Natural cleaners and green cleaning products are a smart way to clean your house the safe, non-toxic way. Take a look at these 8 tips for green cleaning in your home with store-bought cleaning solutions, or try homemade cleaners for your kitchen, bathroom, toilet and windows. Got a green cleaning tip to share? Let us know by sharing your secret.
1. Start With Green Cleaning Basics
Just about every natural cleaning product uses the same cleaners your grandma used. These ingredients aren't all completely safe -- keep them away from kids and pets -- but they're less toxic than many commercial cleaners, and a lot less costly. A good natural cleaning kit includes the following items:
- Baking soda (sodium bicarbonate) -- gritty scrubber, also reacts with acids like lemon and vinegar
- Borax -- disinfects, whitens and deodorizes
- White vinegar -- disinfects and loosens dirt
- Lemon juice -- disinfects, cuts through grease
- Olive oil -- picks up dirt, polishes wood
- Castile soap -- all-purpose foaming cleaner
- Washing soda (sodium carbonate) -- a caustic cleaner, stain remover and laundry supplement
2. Try Commercial Green Cleaning Products
There's absolutely nothing wrong with buying a commercial green cleaning product. These are, in fact, my personal preference because there's no mixing or measuring, and they do a good job with less "elbow grease." Truth be told, homemade or DIY cleaners like those listed above do a good job, but it usually takes more scrubbing and scouring to get surfaces as clean as a good-quality, green commercial preparation. Consider the many window, oven, floor, bathroom, kitchen and all-purpose cleaners made by Method, Seventh Generation, Simple Green, GreenWorks, Mrs. Meyer's, Ecover, Biokleen, OptionsForLife, Shaklee or other manufacturers.
3. Troubles Go Down the Drain
Prevent clogged drains with a strainer to keep hair, food and other stuff from building up in the drain. If you cook with a lot of oils, pour a pot of boiling water down the drain once a week to flush fats and oils away. When it's time to unclog, first use a plunger -- this often works better and faster than the most powerful chemicals. If that doesn't work, try a combination of 1/2 cup of baking soda, followed by 1/2 cup of white vinegar -- then cover the drain if you can, and let the foaming pressure do its stuff. Other recipes call for 1/2 cup of salt and an equal amount of baking soda, followed by 6 cups of boiling water -- wait a few hours, then flush with cold water. As a last resort, get a plumber's snake and "snake it out."
4. Green Cleaning and Wood Surfaces
There are a lot of different recipes out there that call for some combination of olive oil and vinegar. (Yes, you're cleaning with salad dressing -- for a floor you could eat off). The ratio of vinegar, oil and water will vary depending on the the type of wood and the finish you have on top of it. For wood floors, try 1/4 cup of vinegar in 1 gallon of hot water. For wood furniture, start with 1 cup vinegar with 1 teaspoon oil. For both recipes, "adjust to taste."
5. Windows of Opportunity
Clean your windows by adding 1/4 cup of vinegar to 2 or 3 cups of water.
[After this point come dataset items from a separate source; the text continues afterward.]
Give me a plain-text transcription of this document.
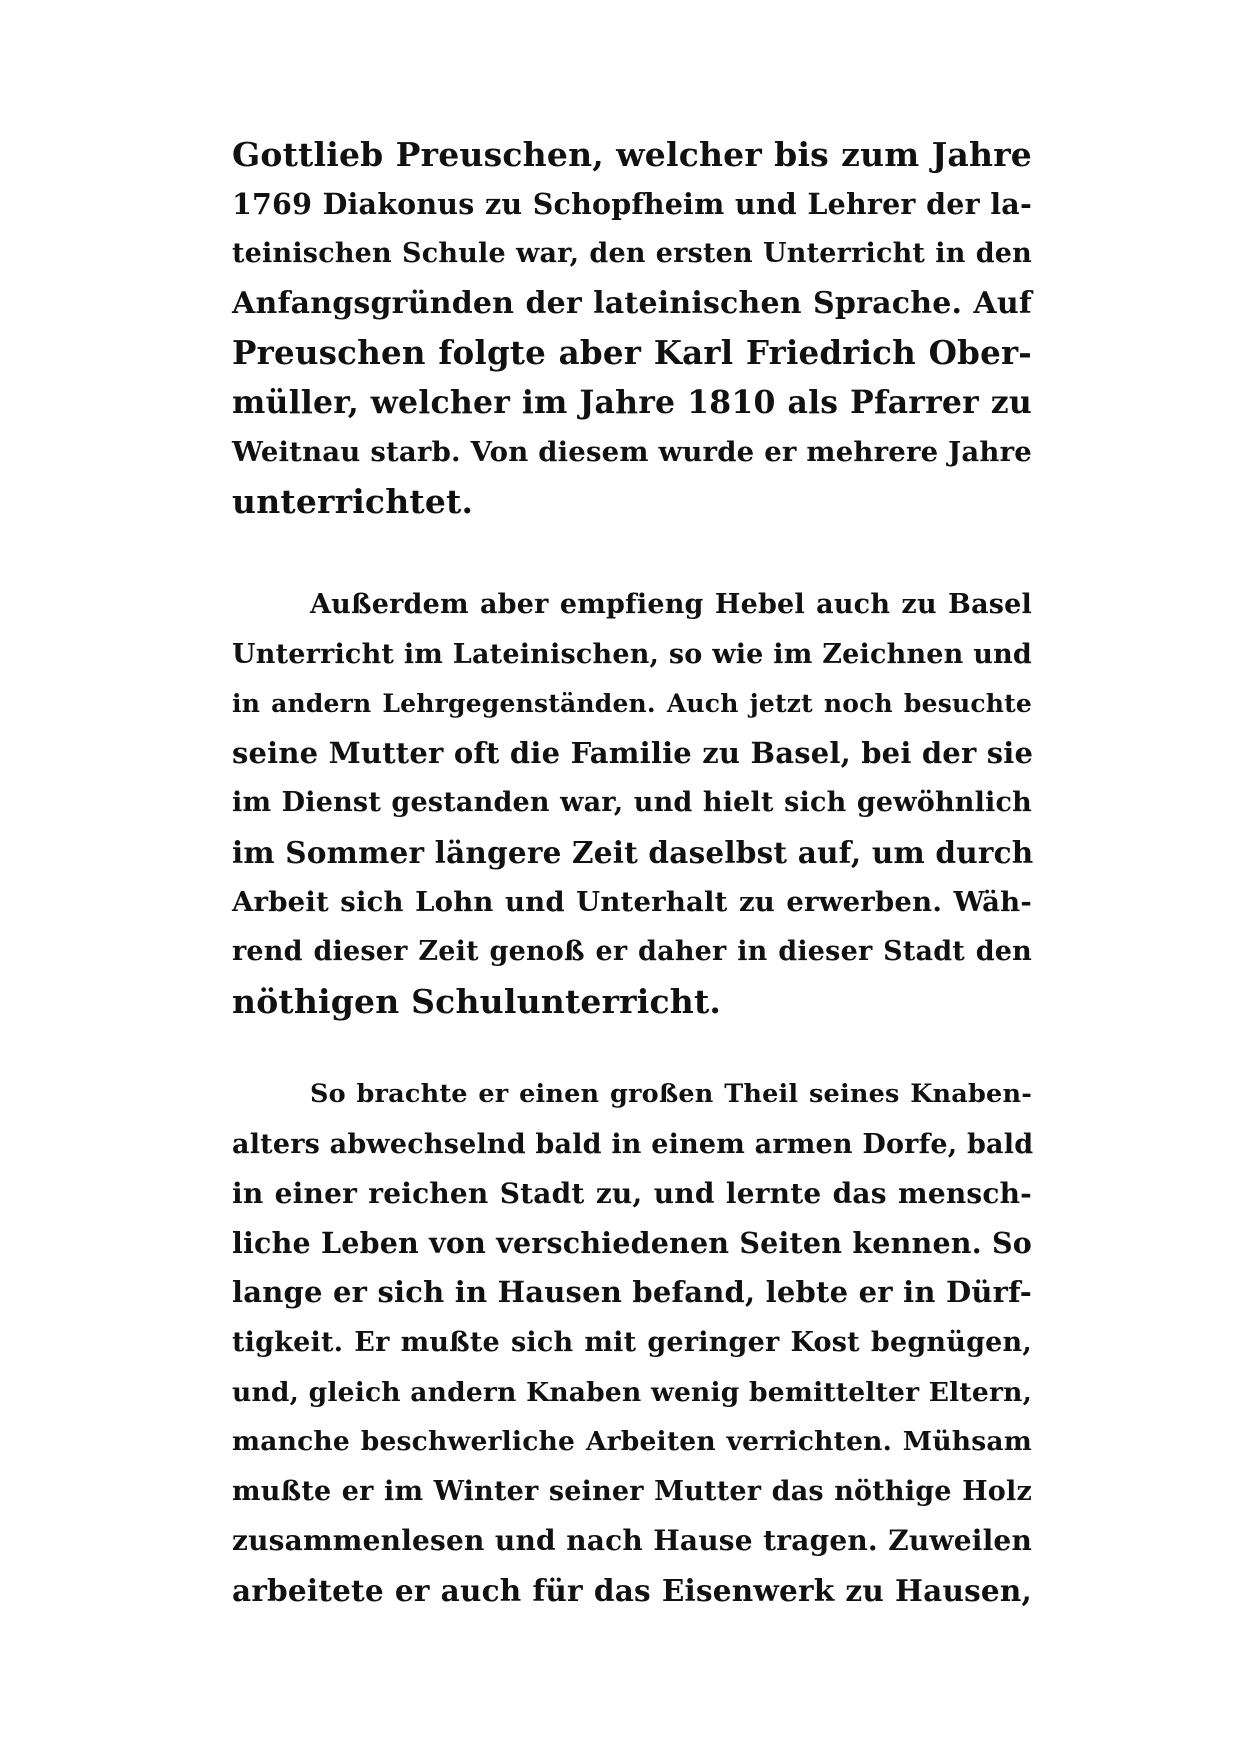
Gottlieb Preuschen, welcher bis zum Jahre
1769 Diakonus zu Schopfheim und Lehrer der la-
teinischen Schule war, den ersten Unterricht in den
Anfangsgründen der lateinischen Sprache. Auf
Preuschen folgte aber Karl Friedrich Ober-
müller, welcher im Jahre 1810 als Pfarrer zu
Weitnau starb. Von diesem wurde er mehrere Jahre
unterrichtet.
Außerdem aber empfieng Hebel auch zu Basel
Unterricht im Lateinischen, so wie im Zeichnen und
in andern Lehrgegenständen. Auch jetzt noch besuchte
seine Mutter oft die Familie zu Basel, bei der sie
im Dienst gestanden war, und hielt sich gewöhnlich
im Sommer längere Zeit daselbst auf, um durch
Arbeit sich Lohn und Unterhalt zu erwerben. Wäh-
rend dieser Zeit genoß er daher in dieser Stadt den
nöthigen Schulunterricht.
So brachte er einen großen Theil seines Knaben-
alters abwechselnd bald in einem armen Dorfe, bald
in einer reichen Stadt zu, und lernte das mensch-
liche Leben von verschiedenen Seiten kennen. So
lange er sich in Hausen befand, lebte er in Dürf-
tigkeit. Er mußte sich mit geringer Kost begnügen,
und, gleich andern Knaben wenig bemittelter Eltern,
manche beschwerliche Arbeiten verrichten. Mühsam
mußte er im Winter seiner Mutter das nöthige Holz
zusammenlesen und nach Hause tragen. Zuweilen
arbeitete er auch für das Eisenwerk zu Hausen,
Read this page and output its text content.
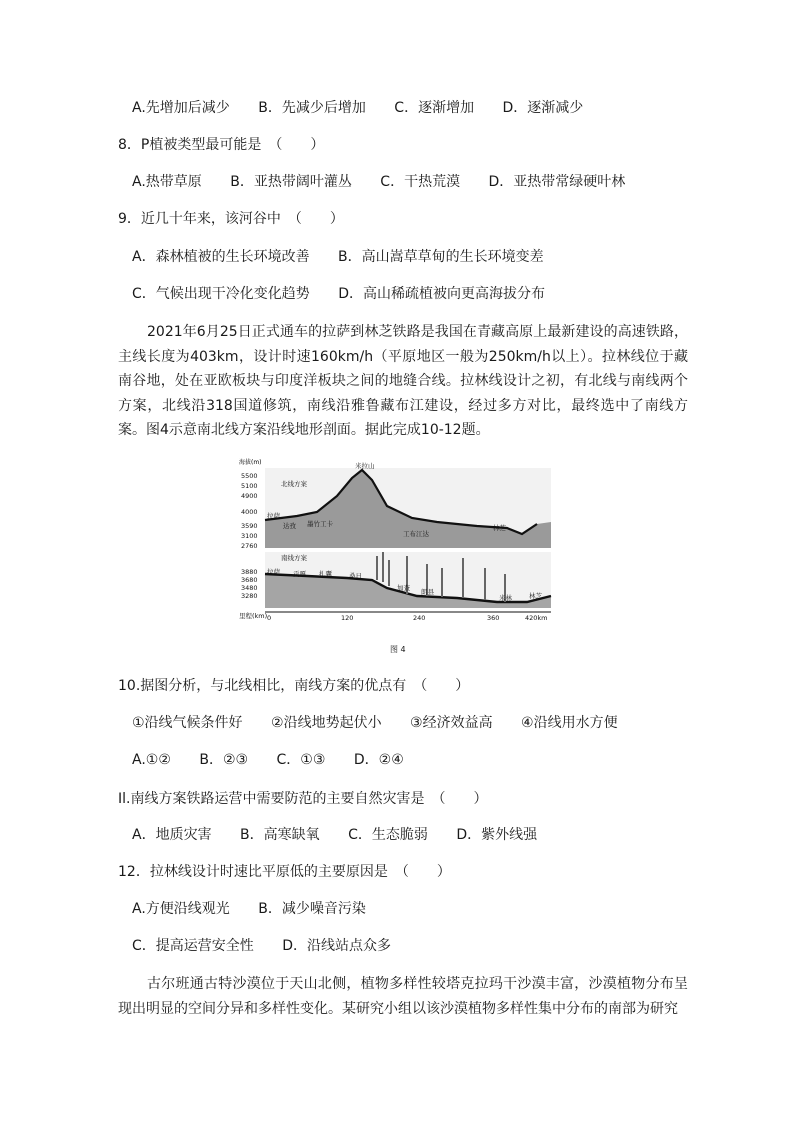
A.先增加后减少 B．先减少后增加 C．逐渐增加 D．逐渐减少
8．P植被类型最可能是　（　　）
A.热带草原 B．亚热带阔叶灌丛 C．干热荒漠 D．亚热带常绿硬叶林
9．近几十年来，该河谷中　（　　）
A．森林植被的生长环境改善 B．高山嵩草草甸的生长环境变差
C．气候出现干冷化变化趋势 D．高山稀疏植被向更高海拔分布
2021年6月25日正式通车的拉萨到林芝铁路是我国在青藏高原上最新建设的高速铁路，主线长度为403km，设计时速160km/h（平原地区一般为250km/h以上）。拉林线位于藏南谷地，处在亚欧板块与印度洋板块之间的地缝合线。拉林线设计之初，有北线与南线两个方案，北线沿318国道修筑，南线沿雅鲁藏布江建设，经过多方对比，最终选中了南线方案。图4示意南北线方案沿线地形剖面。据此完成10-12题。
海拔(m)
5500
5100
4900
4000
3590
3100
2760
3880
3680
3480
3280
北线方案
拉萨
达孜 墨竹工卡
米拉山
工布江达
林芝
南线方案
拉萨 贡嘎 扎囊	桑日
加查 朗县
米林	林芝
里程(km) 0	120	240	360	420km
图 4
10.据图分析，与北线相比，南线方案的优点有　（　　）
①沿线气候条件好 ②沿线地势起伏小 ③经济效益高 ④沿线用水方便
A.①② B．②③ C．①③ D．②④
Il.南线方案铁路运营中需要防范的主要自然灾害是　（　　）
A．地质灾害 B．高寒缺氧 C．生态脆弱 D．紫外线强
12．拉林线设计时速比平原低的主要原因是　（　　）
A.方便沿线观光 B．减少噪音污染
C．提高运营安全性 D．沿线站点众多
古尔班通古特沙漠位于天山北侧，植物多样性较塔克拉玛干沙漠丰富，沙漠植物分布呈现出明显的空间分异和多样性变化。某研究小组以该沙漠植物多样性集中分布的南部为研究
Some recipes call for a few drops of liquid detergent, and still others suggest you use only lemon juice added to water. You can use a newspaper to wipe, if newspaper inks don't bother you, or use a clean old cotton rag.
6. Lovin' the Oven
If you don't have a self-cleaning oven -- or even if you do -- there aren't many green cleaning options, and commercial oven cleaners tend to be caustic products with plenty o' toxic compounds. Even so, I'm skeptical of how easy or effective any natural cleaners might be at baked-on sludge. Some folks recommend sprinkling baking soda on the oven, then sprinkling water on it, and leaving it to soak overnight. (No mention of how this will clean the sides of the oven, however.) Then, the next morning, scrub and scour like the devil in heat. Or, get a commercial oven cleaner, use it carefully, and don't feel guilty about it. Placing a layer of foil at the bottom of your oven will make this task easier next time.
7. Green Cleaning: Do the Bath Math
In an enclosed area with not-so-great ventilation and a lot of humidity -- like your bathroom -- green cleaners make a lot of sense. Use baking soda and vinegar as a toilet scrub, and borax gets rave reviews as a tub and tile scrubber.
8. Green Cleaning and Fresh Air
Don't kill yourself -- or your kids -- to get a sweet smelling house. The NRDC tested 14 different household air fresheners and found that 12 contained the hormone-disrupting chemicals known as phthalates. Keeping your house generally clean should eliminate any odors -- or try natural odor-eaters like vinegar and baking soda. Best air freshener of all -- crack a window!